Due to weather and arthritis, I’ve had lots of time over the last two years to do map stuff. So far, I’ve gone through 13 (of 76) provinces and would like to share some things I’ve learned. Most provinces have 200 to 400 schools and usually take about one to two months to do. Most of that time is adding roads and rivers, and redrawing rivers and roads that were not done so well in the past due to poor imaging. I don’t really care much about the schools, but the database is a gold mine of village names. Adding a wat and school (polygons), and a village name to the map improves an otherwise featureless group of residential roads.

The usefulness of the data varies among the provinces. Some use the village name for all the schools and wats, some usually use the wat name (usually also the village name), a few have no geographical information, and most are a mix. So far, I’ve added names for at least one of the three features (village, school, wat) for 7000 entries. The total named features added is about twice that. BTW, there were 950 entries with incorrect GPS data.

In the past, my mapping was random or just the areas I visited on a road trip. Following the data base organizes the process by covering most of the province while going through the school names. As Russ mentioned, there are lots of missing roads. They are impossible to find without some framework like the database. The current province I’m working on is Yasothon, and about half of the roads and villages were not drawn.

Thai school names are usually the village name plus a few syllables that may be archaic and untranslatable, but usually just ‘science’ or ‘progress’. If nothing else, my Thai reading is way better and I seldom need Thai2English.

I usually cross check names with Geonames, but never take data from it. When I find a village that is already named, it is often from Geonames and I change the source to ‘https//data.go.th’.

This is of course all pretty tedious, but most is just cut and paste. I also have found several shortcuts. Most of the time is spent fixing or adding roads and rivers, not entering data. (FB doesn’t do any fixing or add water).

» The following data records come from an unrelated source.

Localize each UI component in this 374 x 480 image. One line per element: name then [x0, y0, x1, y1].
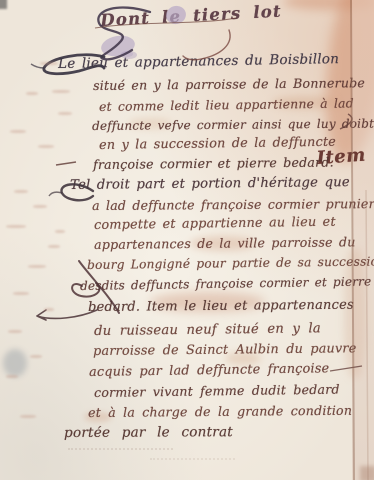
manuscript-line: acquis par lad deffuncte françoise	[89, 363, 329, 380]
manuscript-line: cormier vivant femme dudit bedard	[94, 384, 340, 400]
bleed-through-mark	[20, 415, 36, 418]
bleed-through-mark	[8, 330, 22, 333]
manuscript-page: Dont le tiers lot Item Le lieu et appart…	[0, 0, 374, 480]
manuscript-line: bourg Longigné pour partie de sa success…	[87, 255, 374, 271]
line16-trailing-dash	[330, 366, 362, 371]
bleed-through-mark	[14, 190, 28, 193]
initial-swash-tail	[31, 64, 44, 68]
page-heading: Dont le tiers lot	[100, 3, 282, 29]
bleed-through-mark	[38, 145, 54, 148]
manuscript-line: Le lieu et appartenances du Boisbillon	[58, 53, 339, 71]
manuscript-line: a lad deffuncte françoise cormier prunie…	[92, 198, 374, 213]
bleed-through-mark	[6, 375, 18, 378]
manuscript-line: et à la charge de la grande condition	[88, 405, 352, 420]
bleed-through-mark	[40, 62, 58, 65]
capital-T-tail	[49, 192, 62, 196]
manuscript-line: parroisse de Sainct Aulbin du pauvre	[93, 343, 357, 359]
stain-top-band	[283, 0, 374, 10]
bleed-through-mark	[28, 265, 46, 268]
manuscript-line: françoise cormier et pierre bedard.	[93, 156, 334, 171]
manuscript-line: bedard. Item le lieu et appartenances	[88, 299, 354, 314]
bleed-through-mark	[33, 205, 47, 208]
bleed-through-mark	[13, 292, 29, 295]
bleed-through-mark	[48, 245, 60, 248]
manuscript-line: portée par le contrat	[64, 426, 233, 440]
manuscript-line: du ruisseau neuf situé en y la	[94, 322, 321, 338]
manuscript-line: appartenances de la ville parroisse du	[94, 236, 356, 251]
line6-leading-dash	[56, 162, 76, 165]
bleed-through-mark	[26, 92, 38, 95]
manuscript-line: deffuncte vefve cormier ainsi que luy do…	[92, 118, 374, 132]
page-fold-line-faint	[366, 190, 368, 480]
faint-dot-row	[68, 448, 173, 450]
bleed-through-mark	[44, 308, 54, 311]
manuscript-line: desdits deffuncts françoise cormier et p…	[80, 275, 371, 292]
bleed-through-mark	[58, 112, 72, 115]
bleed-through-mark	[52, 90, 70, 93]
faint-dot-row	[150, 458, 235, 460]
manuscript-line: Tel droit part et portion d'héritage que	[70, 176, 350, 192]
bleed-through-mark	[6, 225, 26, 228]
manuscript-line: compette et appartienne au lieu et	[94, 217, 336, 233]
manuscript-line: situé en y la parroisse de la Bonnerube	[93, 77, 365, 92]
corner-mark-top-left	[0, 0, 7, 9]
bleed-through-mark	[10, 130, 26, 133]
corner-mark-bottom-right	[360, 466, 374, 480]
grey-blot-left	[3, 349, 27, 377]
manuscript-line: en y la succession de la deffuncte	[99, 137, 336, 153]
bleed-through-mark	[30, 355, 42, 358]
bleed-through-mark	[55, 230, 65, 233]
manuscript-line: et comme ledit lieu appartienne à lad	[99, 97, 354, 113]
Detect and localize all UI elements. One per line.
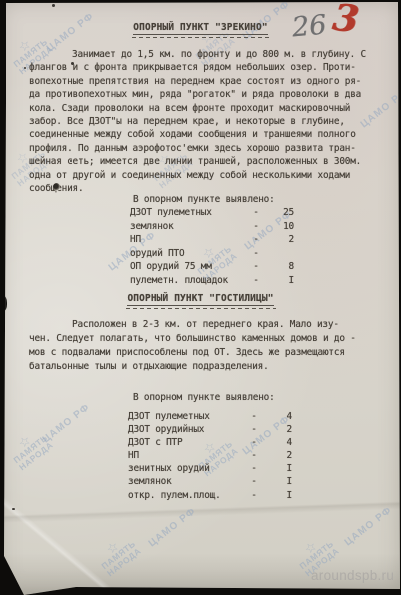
handwritten-page-number-pencil: 26: [291, 10, 328, 44]
item-label: откр. пулем.площ.: [128, 489, 246, 502]
item-label: землянок: [130, 220, 248, 234]
typed-content: ОПОРНЫЙ ПУНКТ "ЗРЕКИНО" Занимает до 1,5 …: [0, 0, 401, 595]
item-label: НП: [130, 233, 248, 247]
item-dash: -: [246, 449, 262, 462]
item-dash: -: [248, 233, 264, 247]
list-item: ДЗОТ орудийных - 2: [128, 423, 292, 436]
item-value: 4: [262, 410, 292, 423]
list-item: ДЗОТ пулеметных - 4: [128, 410, 292, 423]
paper-speck: [24, 67, 26, 69]
edge-stain: [0, 296, 7, 311]
section-title-text: ОПОРНЫЙ ПУНКТ "ГОСТИЛИЦЫ": [127, 293, 273, 306]
item-dash: -: [246, 410, 262, 423]
item-value: I: [262, 462, 292, 475]
paper-speck: [71, 62, 74, 65]
item-label: землянок: [128, 475, 246, 488]
title-dashed-underline: [126, 308, 276, 309]
item-value: I: [262, 475, 292, 488]
item-value: 2: [264, 233, 294, 247]
item-value: 8: [264, 260, 294, 274]
item-dash: -: [246, 423, 262, 436]
item-dash: -: [248, 260, 264, 274]
list-item: ОП орудий 75 мм - 8: [130, 260, 294, 274]
item-dash: -: [248, 206, 264, 220]
item-label: НП: [128, 449, 246, 462]
section-title-gostilitsy: ОПОРНЫЙ ПУНКТ "ГОСТИЛИЦЫ": [0, 293, 401, 304]
item-label: ДЗОТ с ПТР: [128, 436, 246, 449]
item-label: ДЗОТ пулеметных: [130, 206, 248, 220]
item-dash: -: [248, 220, 264, 234]
item-label: пулеметн. площадок: [130, 274, 248, 288]
item-value: 10: [264, 220, 294, 234]
item-value: 25: [264, 206, 294, 220]
list-item: землянок - I: [128, 475, 292, 488]
list-item: орудий ПТО -: [130, 247, 294, 261]
list-item: откр. пулем.площ. - I: [128, 489, 292, 502]
item-label: ДЗОТ орудийных: [128, 423, 246, 436]
strongpoint-inventory-list: ДЗОТ пулеметных - 4 ДЗОТ орудийных - 2 Д…: [128, 410, 292, 502]
section-paragraph: Занимает до 1,5 км. по фронту и до 800 м…: [29, 48, 379, 195]
list-item: ДЗОТ с ПТР - 4: [128, 436, 292, 449]
list-item: ДЗОТ пулеметных - 25: [130, 206, 294, 220]
paper-speck: [70, 160, 72, 162]
list-item: землянок - 10: [130, 220, 294, 234]
section-paragraph: Расположен в 2-3 км. от переднего края. …: [29, 318, 379, 374]
list-item: пулеметн. площадок - I: [130, 274, 294, 288]
item-dash: -: [246, 489, 262, 502]
item-value: 4: [262, 436, 292, 449]
list-item: НП - 2: [130, 233, 294, 247]
item-value: I: [264, 274, 294, 288]
item-value: 2: [262, 449, 292, 462]
item-label: орудий ПТО: [130, 247, 248, 261]
item-value: [264, 247, 294, 261]
item-dash: -: [248, 274, 264, 288]
list-intro: В опорном пункте выявлено:: [133, 392, 275, 404]
item-value: I: [262, 489, 292, 502]
punch-hole: [53, 183, 60, 191]
item-dash: -: [246, 436, 262, 449]
item-label: ОП орудий 75 мм: [130, 260, 248, 274]
scanned-document-page: { "document": { "kind": "typewritten arc…: [0, 0, 401, 595]
site-watermark: aroundspb.ru: [311, 568, 394, 583]
strongpoint-inventory-list: ДЗОТ пулеметных - 25 землянок - 10 НП - …: [130, 206, 294, 287]
item-dash: -: [246, 475, 262, 488]
item-dash: -: [246, 462, 262, 475]
item-dash: -: [248, 247, 264, 261]
item-value: 2: [262, 423, 292, 436]
list-item: НП - 2: [128, 449, 292, 462]
list-item: зенитных орудий - I: [128, 462, 292, 475]
item-label: зенитных орудий: [128, 462, 246, 475]
list-intro: В опорном пункте выявлено:: [133, 194, 275, 206]
title-dashed-underline: [132, 37, 270, 38]
section-title-text: ОПОРНЫЙ ПУНКТ "ЗРЕКИНО": [133, 22, 267, 35]
paper-sheet: ЦАМО РФ ЦАМО РФ ЦАМО РФ ЦАМО РФ ЦАМО РФ …: [0, 0, 401, 595]
handwritten-page-number-red: 3: [330, 0, 361, 41]
paper-speck: [52, 4, 55, 7]
paper-speck: [12, 508, 15, 510]
item-label: ДЗОТ пулеметных: [128, 410, 246, 423]
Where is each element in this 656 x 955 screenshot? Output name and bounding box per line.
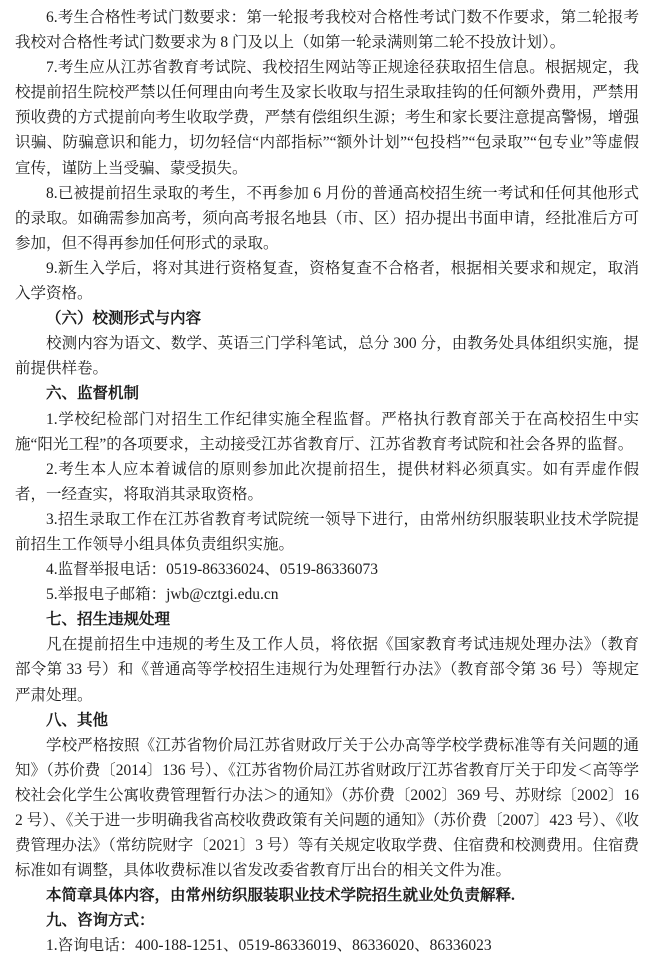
paragraph-test-content: 校测内容为语文、数学、英语三门学科笔试，总分 300 分，由教务处具体组织实施，… [15,331,639,381]
paragraph-item7-official-info: 7.考生应从江苏省教育考试院、我校招生网站等正规途径获取招生信息。根据规定，我校… [15,55,639,180]
paragraph-item9-recheck: 9.新生入学后，将对其进行资格复查，资格复查不合格者，根据相关要求和规定，取消入… [15,256,639,306]
paragraph-interpretation-statement: 本简章具体内容，由常州纺织服装职业技术学院招生就业处负责解释. [15,883,639,908]
section-heading-violation-handling: 七、招生违规处理 [15,607,639,632]
paragraph-supervision-2: 2.考生本人应本着诚信的原则参加此次提前招生，提供材料必须真实。如有弄虚作假者，… [15,457,639,507]
paragraph-consultation-phone: 1.咨询电话：400-188-1251、0519-86336019、863360… [15,933,639,955]
paragraph-supervision-1: 1.学校纪检部门对招生工作纪律实施全程监督。严格执行教育部关于在高校招生中实施“… [15,407,639,457]
paragraph-fee-regulations: 学校严格按照《江苏省物价局江苏省财政厅关于公办高等学校学费标准等有关问题的通知》… [15,733,639,884]
paragraph-violation-rules: 凡在提前招生中违规的考生及工作人员，将依据《国家教育考试违规处理办法》（教育部令… [15,632,639,707]
section-heading-consultation: 九、咨询方式： [15,908,639,933]
paragraph-item6-exam-count: 6.考生合格性考试门数要求：第一轮报考我校对合格性考试门数不作要求，第二轮报考我… [15,5,639,55]
paragraph-report-phone: 4.监督举报电话：0519-86336024、0519-86336073 [15,557,639,582]
section-heading-supervision: 六、监督机制 [15,381,639,406]
section-heading-6-test-format: （六）校测形式与内容 [15,306,639,331]
document-page: 6.考生合格性考试门数要求：第一轮报考我校对合格性考试门数不作要求，第二轮报考我… [0,0,656,955]
paragraph-report-email: 5.举报电子邮箱：jwb@cztgi.edu.cn [15,582,639,607]
paragraph-supervision-3: 3.招生录取工作在江苏省教育考试院统一领导下进行，由常州纺织服装职业技术学院提前… [15,507,639,557]
section-heading-others: 八、其他 [15,708,639,733]
paragraph-item8-admitted-rule: 8.已被提前招生录取的考生，不再参加 6 月份的普通高校招生统一考试和任何其他形… [15,181,639,256]
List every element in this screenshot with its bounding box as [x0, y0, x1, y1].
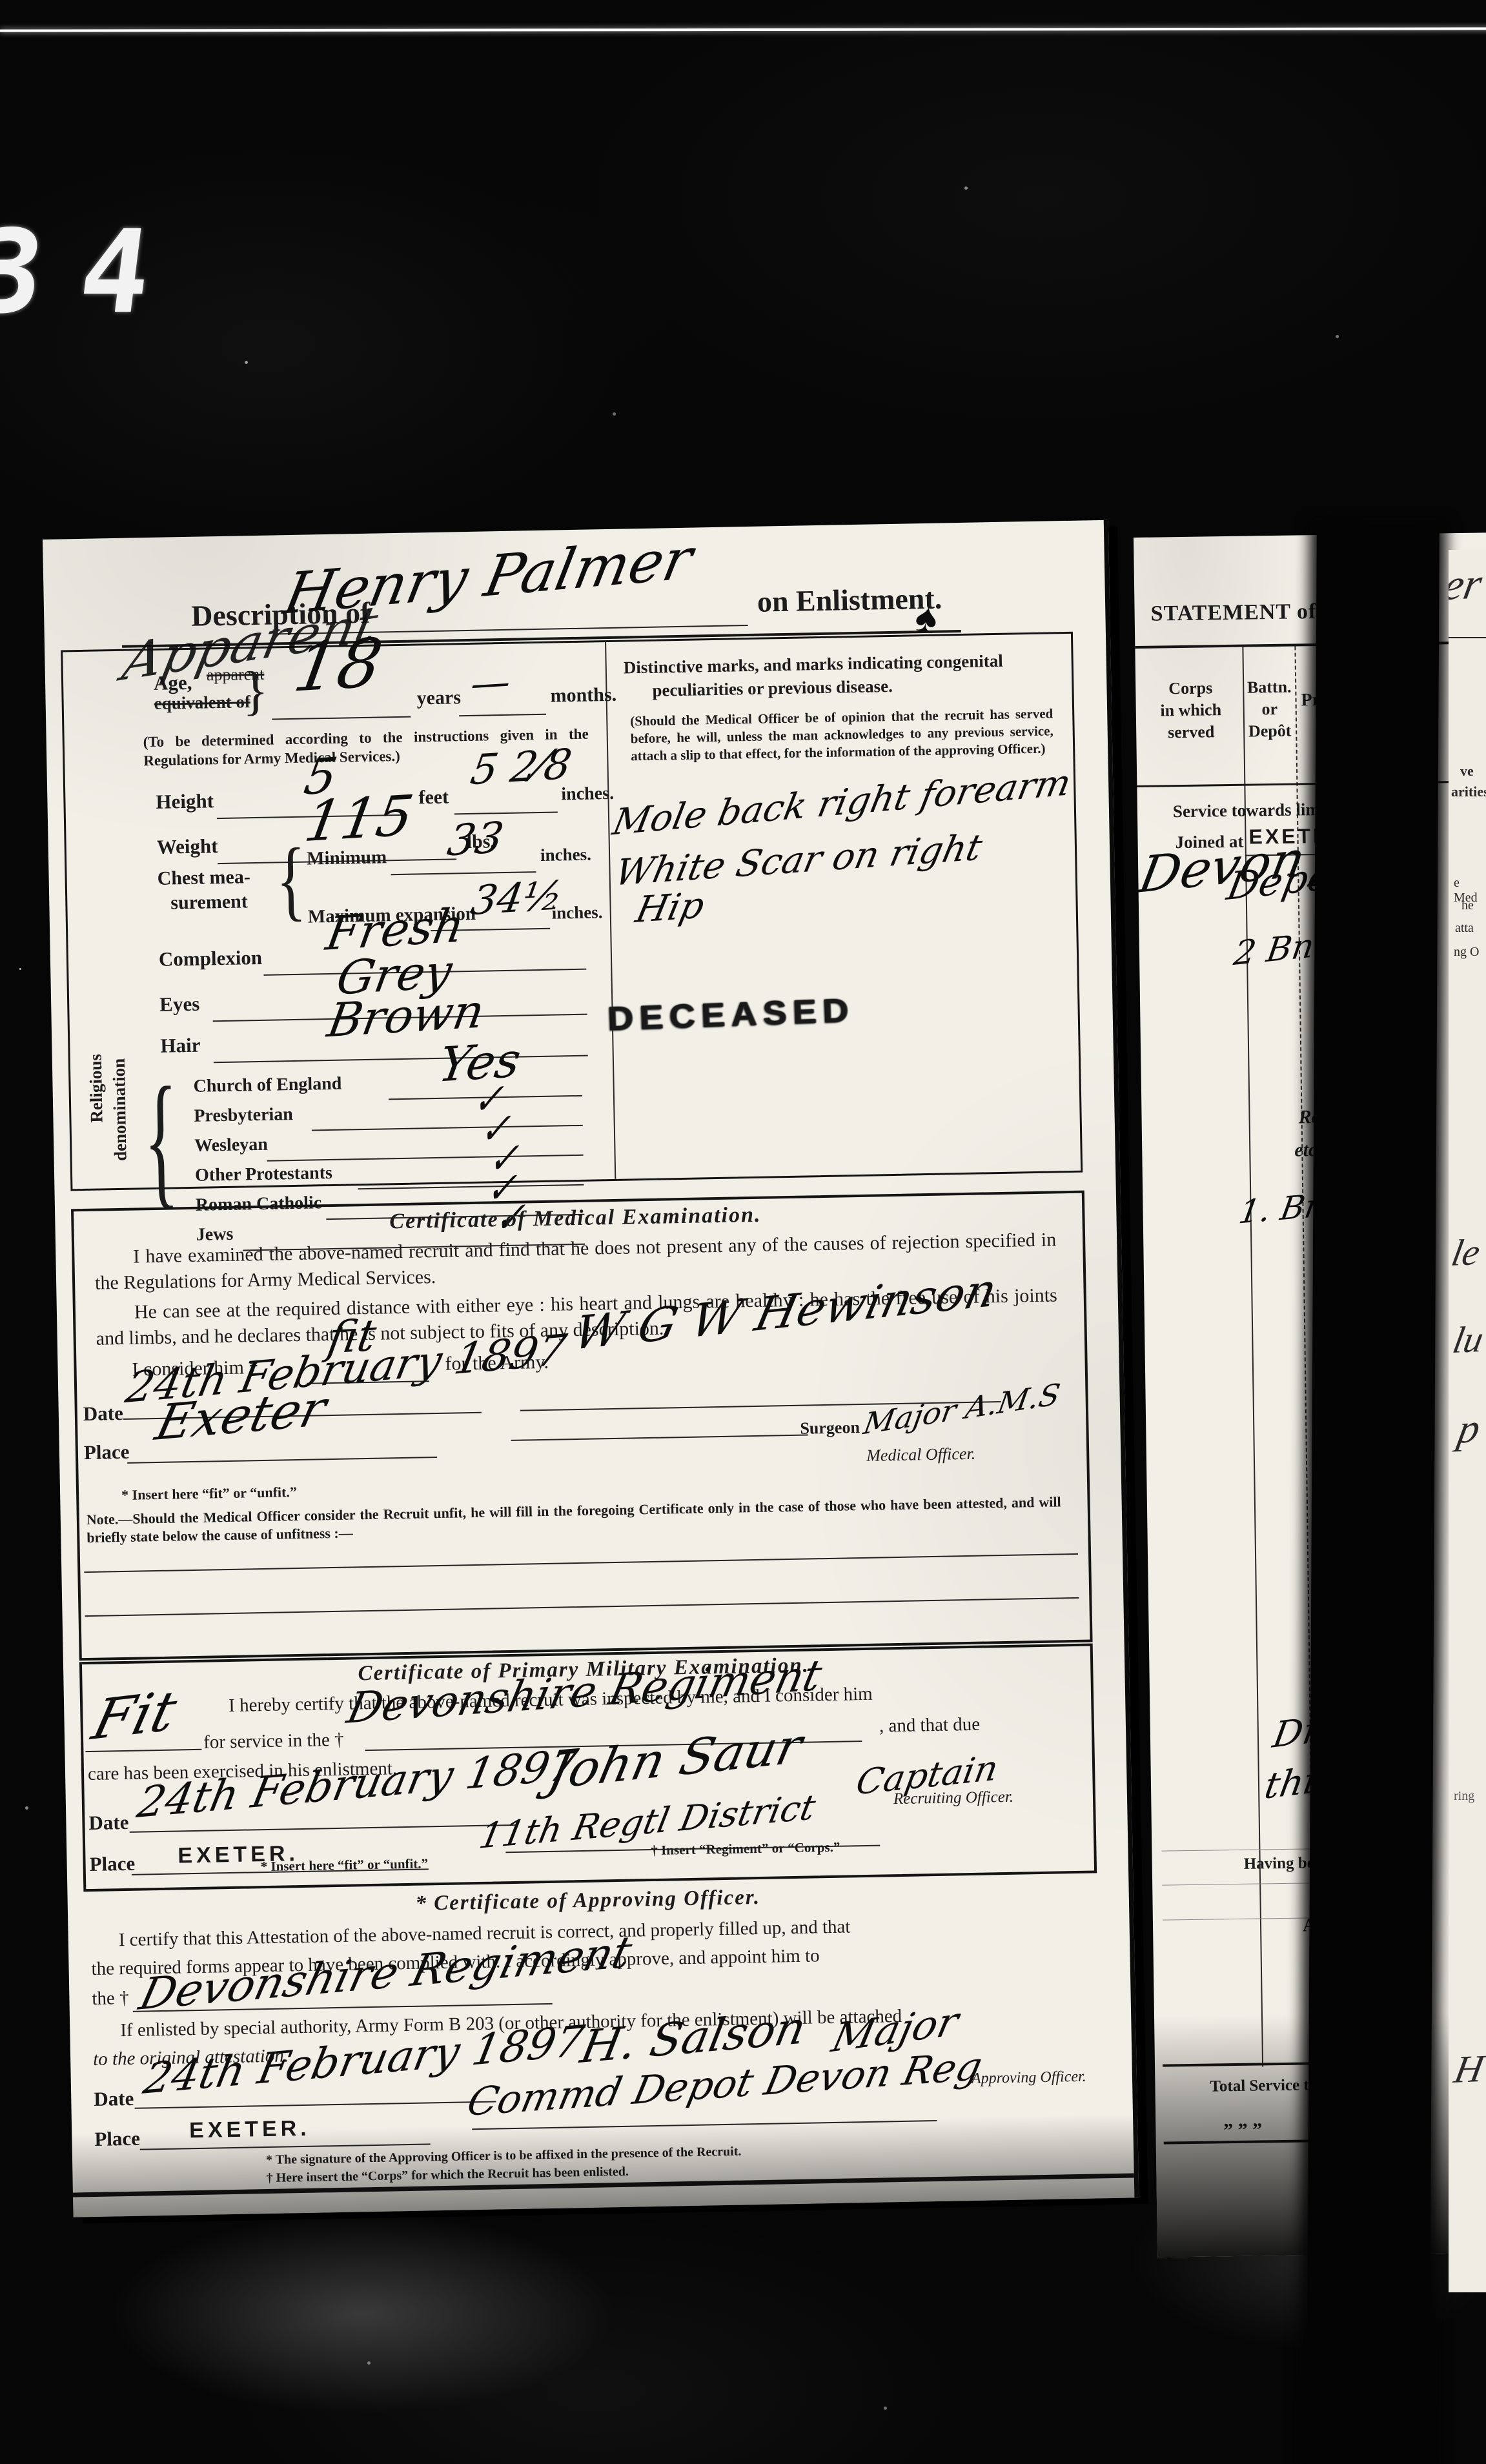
col2-line2: or — [1245, 698, 1293, 720]
film-dust-specks — [19, 968, 21, 970]
age-months-label: months. — [550, 684, 616, 707]
age-years-value: 18 — [289, 623, 388, 707]
sliver-fragment: he — [1461, 898, 1474, 913]
approving-blank-underline — [472, 2120, 937, 2130]
col2-line3: Depôt — [1246, 720, 1294, 742]
sliver-fragment: le — [1449, 1230, 1483, 1275]
chest-label-2: surement — [170, 891, 248, 914]
religion-row-label: Church of England — [193, 1074, 341, 1097]
medical-officer-printed: Medical Officer. — [866, 1444, 975, 1466]
surgeon-rank-printed: Surgeon — [800, 1418, 860, 1439]
approving-place-underline — [140, 2143, 431, 2150]
film-scratch-line — [0, 27, 1486, 32]
eyes-label: Eyes — [159, 993, 200, 1016]
age-brace: } — [241, 660, 269, 723]
sliver-fragment: arities — [1451, 783, 1486, 800]
chest-label-1: Chest mea- — [157, 866, 250, 890]
primary-line-2-suffix: , and that due — [879, 1714, 981, 1737]
complexion-label: Complexion — [159, 946, 263, 971]
sliver-fragment: ring — [1454, 1789, 1474, 1804]
ditto-marks: „ „ „ — [1223, 2109, 1262, 2132]
religion-row-label: Presbyterian — [194, 1104, 293, 1127]
medical-footnote: * Insert here “fit” or “unfit.” — [121, 1484, 297, 1504]
chest-brace: { — [275, 827, 307, 932]
height-inches-label: inches. — [561, 783, 614, 805]
service-towards-label: Service towards lim — [1173, 800, 1320, 822]
religion-row-label: Other Protestants — [195, 1163, 332, 1186]
entry-2bn: 2 Bn — [1232, 927, 1317, 973]
chest-min-label: Minimum — [307, 847, 387, 869]
primary-footnote-2: † Insert “Regiment” or “Corps.” — [651, 1839, 840, 1859]
chest-min-unit: inches. — [540, 845, 591, 865]
film-black-band — [1307, 529, 1440, 2464]
approving-officer-printed: Approving Officer. — [972, 2068, 1086, 2088]
age-struck-word-2: equivalent of — [154, 692, 250, 714]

If anyone is interested in trying this, please let me know. I have enough experience with it to be able to help.

Tom

Thanks for the write-up and the long hours you’ve spent adding data, Tom. I wasn’t aware of the trove of data at https//data.go.th but now that I am, I will refer to it when I come to a town that has no posted names along the highway, my usual source for them. I have often used temple names to determine the names of towns when that name includes the word “ban”. Same for schools.

Cheers from Alaska,

Dave

Thanks Tom for the effort to bring names to the map.

Suppose that the missing roads are not just a matter of time for having the gaps filled up by Facebook team and other mappers.

Saying that: I’m going to meet part of the Facebook team in Italy this weekend during the State of the Map conference. If you have any topics to discuss with them, please let me know.

Regarding the effort to create polygons: I personally would not create the polygons for temples/schools. Besides it being quite a huge effort, often you can’t be certain from aerial what is exactly belonging to them. A simple node is much quicker and gives the same details to the map.

Stephan

Hi Stephan,

Of course, these roads would be drawn eventually. But it’s years in and there are still lots to go.

What I would like to say to FB is please try to draw the roads more carefully, and to take a moment to fix poorly drawn roads they encounter. And to try to find a GPS trace nearby to align the image. Please say ‘hi’ to "DrishT. I envy you going to Italy! I would eat too much.

Polygons of schools and wats are no more difficult to draw than polygons of anything else. Also, my ‘method’ requires polygons, because the buffer can hold one node (village) and one polygon (school). Saves a lot of work.